「基礎代謝を上げたい」そう考えている人は、とても多いと思います。

代謝が上がれば、じっとしていてもエネルギーを消費し、太りにくくなる。だから、代謝を上げる食べ物や、サプリを探す人が、後を絶ちません。

でも、そうした小手先の方法で、代謝は大きく変わりません。基礎代謝は、上げるというより、落ちてしまったものを「取り戻す」ものです。そして、その鍵は、あなたの身体そのものにあります。

順番にお話しします。

基礎代謝の多くは、筋肉が使っている

まず、基礎代謝とは何かを、整理します。

基礎代謝とは、何もしていなくても、生きているだけで消費されるエネルギーのことです。呼吸をする、体温を保つ、内臓を動かす。その全部に、エネルギーが使われています。

そして、この基礎代謝の中で、大きな割合を占めているのが、筋肉です。筋肉は、じっとしていても、エネルギーを消費し続ける組織だからです。

つまり、筋肉が多い身体は、何もしていなくても、多くのエネルギーを使う。逆に、筋肉が少ない身体は、消費するエネルギーも、少ない。

代謝が高いか低いかは、かなりの部分、筋肉の量で決まっているのです。

代謝が落ちる、本当の理由

「歳をとると代謝が落ちる」と、よく言われます。でも、その捉え方は、正確ではありません。

近年の研究では、基礎代謝そのものは、年齢を重ねても、思われているほど急には落ちないということが分かってきています。

では、なぜ多くの人が、年々「代謝が落ちた」と感じるのか。筋肉が減り、身体を動かす量が減っているからです。
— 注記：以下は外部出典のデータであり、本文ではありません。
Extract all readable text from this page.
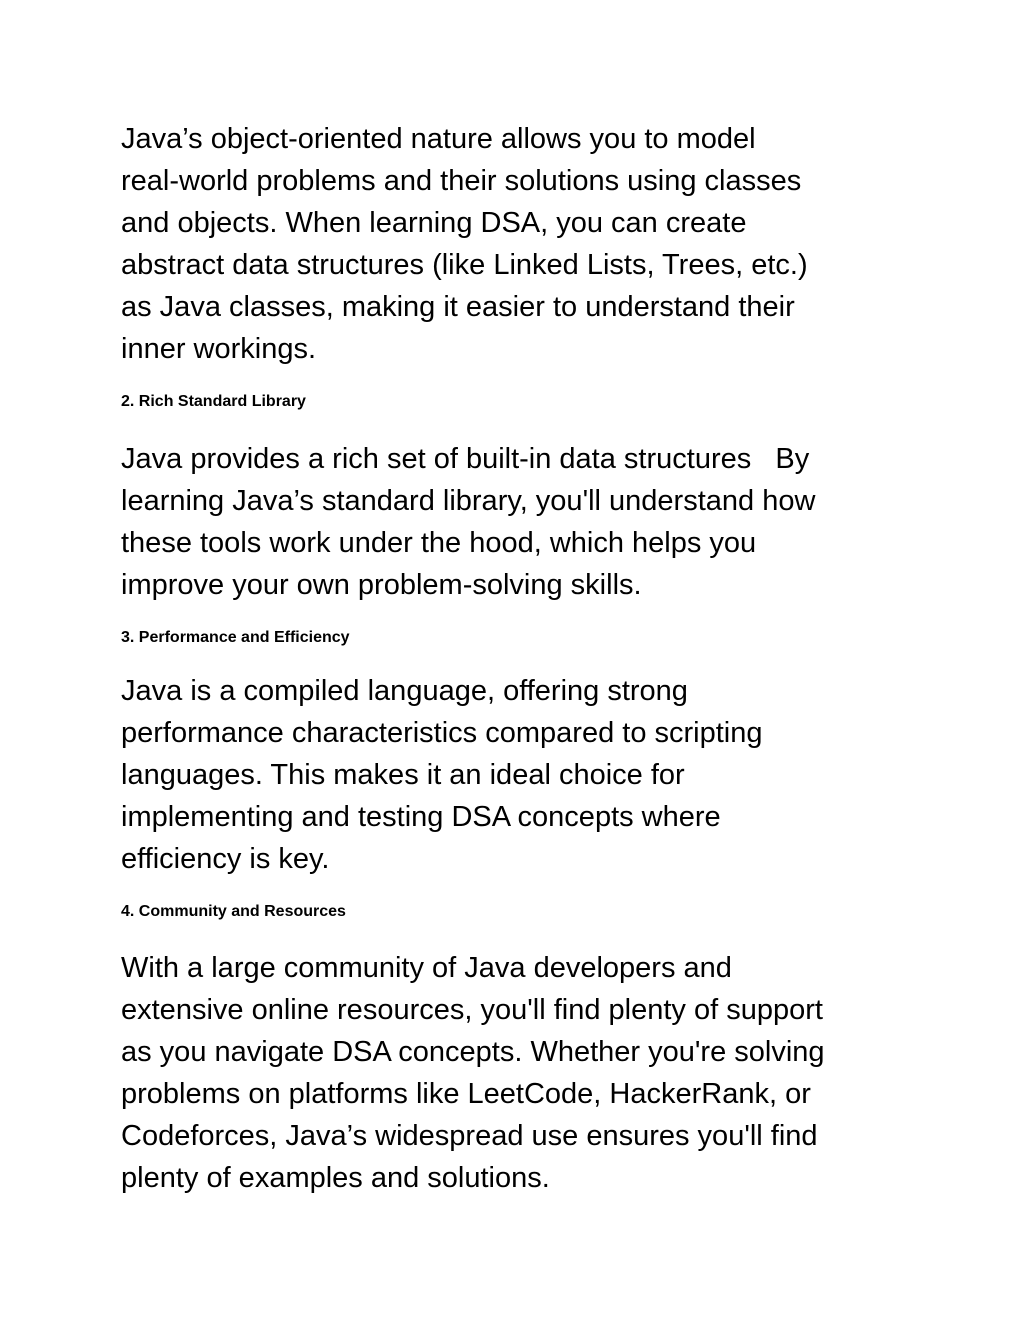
Java’s object-oriented nature allows you to model
real-world problems and their solutions using classes
and objects. When learning DSA, you can create
abstract data structures (like Linked Lists, Trees, etc.)
as Java classes, making it easier to understand their
inner workings.

2. Rich Standard Library

Java provides a rich set of built-in data structures   By
learning Java’s standard library, you'll understand how
these tools work under the hood, which helps you
improve your own problem-solving skills.

3. Performance and Efficiency

Java is a compiled language, offering strong
performance characteristics compared to scripting
languages. This makes it an ideal choice for
implementing and testing DSA concepts where
efficiency is key.

4. Community and Resources

With a large community of Java developers and
extensive online resources, you'll find plenty of support
as you navigate DSA concepts. Whether you're solving
problems on platforms like LeetCode, HackerRank, or
Codeforces, Java’s widespread use ensures you'll find
plenty of examples and solutions.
歳のせいで代謝が勝手に下がるのではなく、動かない生活で筋肉が落ち、活動量が減った結果、代謝が下がっている。

代謝が落ちる本当の理由

代謝の低下は、加齢という避けられないものではなく、生活によって引き起こされた、取り戻せるものです。

だから、鍛えれば戻る。ただし順番がある

代謝が落ちた原因が、筋肉の減少なら、答えはシンプルです。筋肉を取り戻せば、代謝は戻ります。
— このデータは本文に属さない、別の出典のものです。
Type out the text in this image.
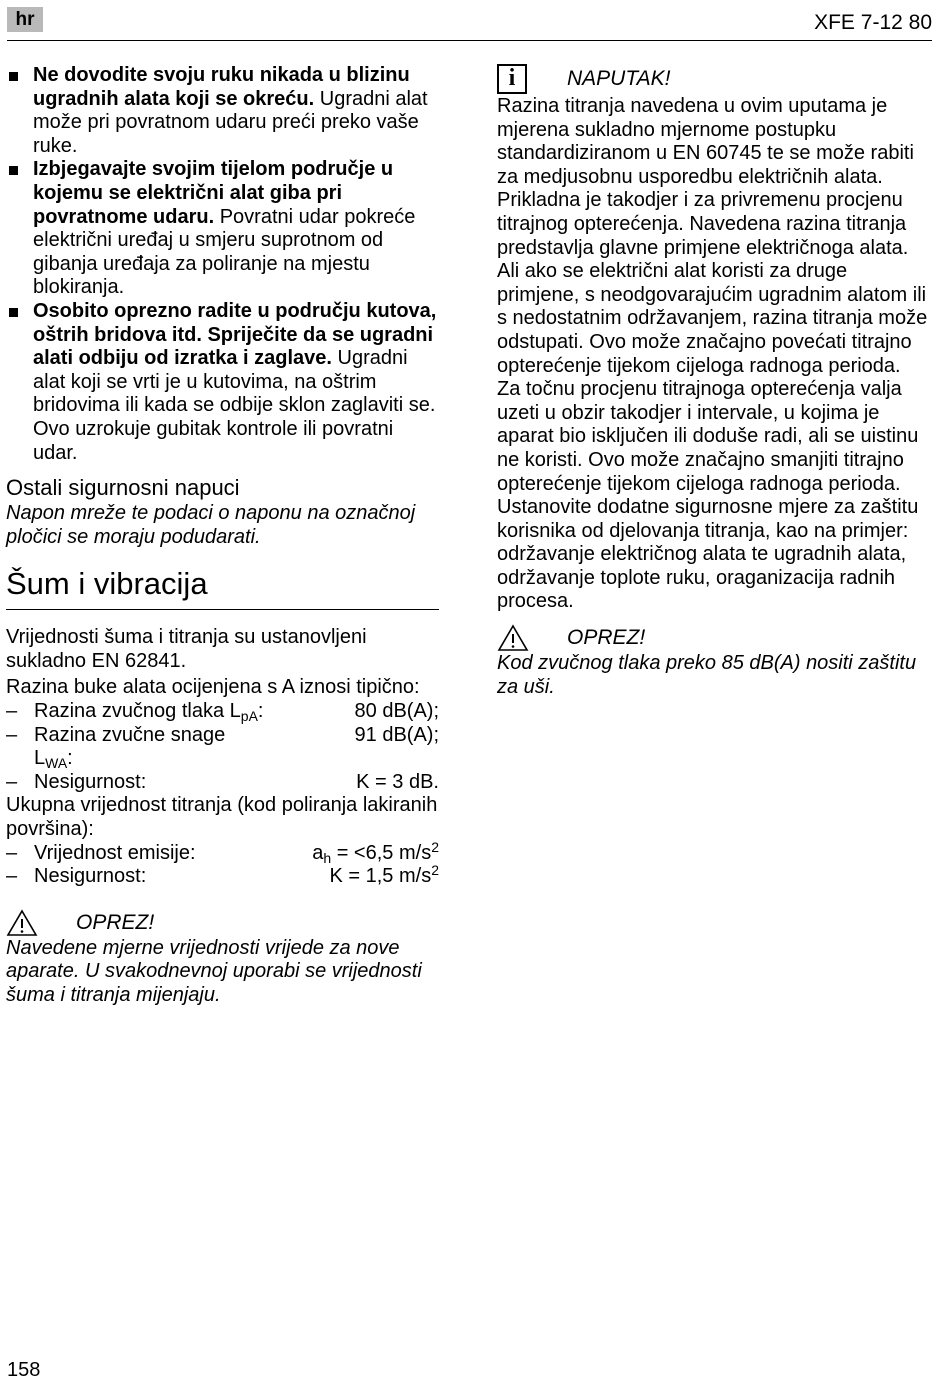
hr	XFE 7-12 80
Ne dovodite svoju ruku nikada u blizinu ugradnih alata koji se okreću. Ugradni alat može pri povratnom udaru preći preko vaše ruke.
Izbjegavajte svojim tijelom područje u kojemu se električni alat giba pri povratnome udaru. Povratni udar pokreće električni uređaj u smjeru suprotnom od gibanja uređaja za poliranje na mjestu blokiranja.
Osobito oprezno radite u području kutova, oštrih bridova itd. Spriječite da se ugradni alati odbiju od izratka i zaglave. Ugradni alat koji se vrti je u kutovima, na oštrim bridovima ili kada se odbije sklon zaglaviti se. Ovo uzrokuje gubitak kontrole ili povratni udar.
Ostali sigurnosni napuci

Napon mreže te podaci o naponu na označnoj pločici se moraju podudarati.

Šum i vibracija

Vrijednosti šuma i titranja su ustanovljeni sukladno EN 62841.

Razina buke alata ocijenjena s A iznosi tipično:

– Razina zvučnog tlaka $L_{pA}$:	80 dB(A);
– Razina zvučne snage $L_{WA}$:
91 dB(A);
– Nesigurnost:	K = 3 dB.

Ukupna vrijednost titranja (kod poliranja lakiranih površina):

– Vrijednost emisije:	$a_h = <6,5$ $m/s^2$
– Nesigurnost:	K = 1,5 $m/s^2$
OPREZ!

Navedene mjerne vrijednosti vrijede za nove aparate. U svakodnevnoj uporabi se vrijednosti šuma i titranja mijenjaju.

i	NAPUTAK!

Razina titranja navedena u ovim uputama je mjerena sukladno mjernome postupku standardiziranom u EN 60745 te se može rabiti za medjusobnu usporedbu električnih alata. Prikladna je takodjer i za privremenu procjenu titrajnog opterećenja. Navedena razina titranja predstavlja glavne primjene električnoga alata. Ali ako se električni alat koristi za druge primjene, s neodgovarajućim ugradnim alatom ili s nedostatnim održavanjem, razina titranja može odstupati. Ovo može značajno povećati titrajno opterećenje tijekom cijeloga radnoga perioda.

Za točnu procjenu titrajnoga opterećenja valja uzeti u obzir takodjer i intervale, u kojima je aparat bio isključen ili doduše radi, ali se uistinu ne koristi. Ovo može značajno smanjiti titrajno opterećenje tijekom cijeloga radnoga perioda.

Ustanovite dodatne sigurnosne mjere za zaštitu korisnika od djelovanja titranja, kao na primjer: održavanje električnog alata te ugradnih alata, održavanje toplote ruku, oraganizacija radnih procesa.

OPREZ!

Kod zvučnog tlaka preko 85 dB(A) nositi zaštitu za uši.

158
でも、ここで多くの人が、やり方を間違えます。「筋肉をつければいい」と、いきなり追い込むトレーニングに走るのです。

特に、日々忙しく働いている人の身体は、すでに緊張し、力みっぱなしです。そこに、追い込む負荷を足すと、身体はさらに硬くなり、うまく動けなくなる。これでは、正しく筋肉を使えず、効率も上がりません。

大事なのは、順番です。

土台が整うと、日常のあらゆる動きで、筋肉がきちんと使われるようになります。すると、特別な運動をしていない時間でも、エネルギーを消費する身体になる。これが、本当の意味で「代謝を取り戻す」ということです。

動ける身体そのものが、代謝を生む

もうひとつ、大切な視点があります。

代謝は、筋肉の量だけでなく、身体をどれだけ動かせるかにも、左右されます。

身体が硬く、動きが小さい人は、日常の活動量そのものが、少なくなります。逆に、しなやかで、よく動ける身体の人は、同じ生活を送っていても、自然と身体をよく動かし、多くのエネルギーを使います。

だから、代謝を取り戻すとは、筋肉をつけることだけでなく、よく動ける身体を取り戻すことでもあるのです。
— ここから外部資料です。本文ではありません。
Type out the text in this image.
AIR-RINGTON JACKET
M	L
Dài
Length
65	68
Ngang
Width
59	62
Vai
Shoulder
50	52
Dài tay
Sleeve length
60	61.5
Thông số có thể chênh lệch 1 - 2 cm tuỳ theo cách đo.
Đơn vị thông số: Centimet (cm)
整えて、動けるようにして、その上で必要な筋肉を積む。この積み重ねが、じっとしていても燃える身体、よく動いて燃える身体をつくります。

取り戻すべきは、燃える身体です

まとめます。

基礎代謝は、食べ物やサプリで、小手先に上げるものではありません。落ちてしまった筋肉と、動ける身体を取り戻すことで、自然と戻ってくるものです。

そして、それは「歳だから」と、諦めるものでもありません。代謝が落ちた原因が、筋肉と活動量の低下なら、そこは取り戻せるからです。

ただし、やみくもに追い込むのではなく、整えてから、正しい順番で。それを自分一人で見極めるのは、簡単ではありません。

もし、代謝が落ちて、太りやすくなったと感じているなら。上げる方法を探す前に、落ちてしまった土台を取り戻すことから、始めてみてください。

燃える身体は、取り戻せます。その一歩を、隣で一緒に踏み出せればと思っています。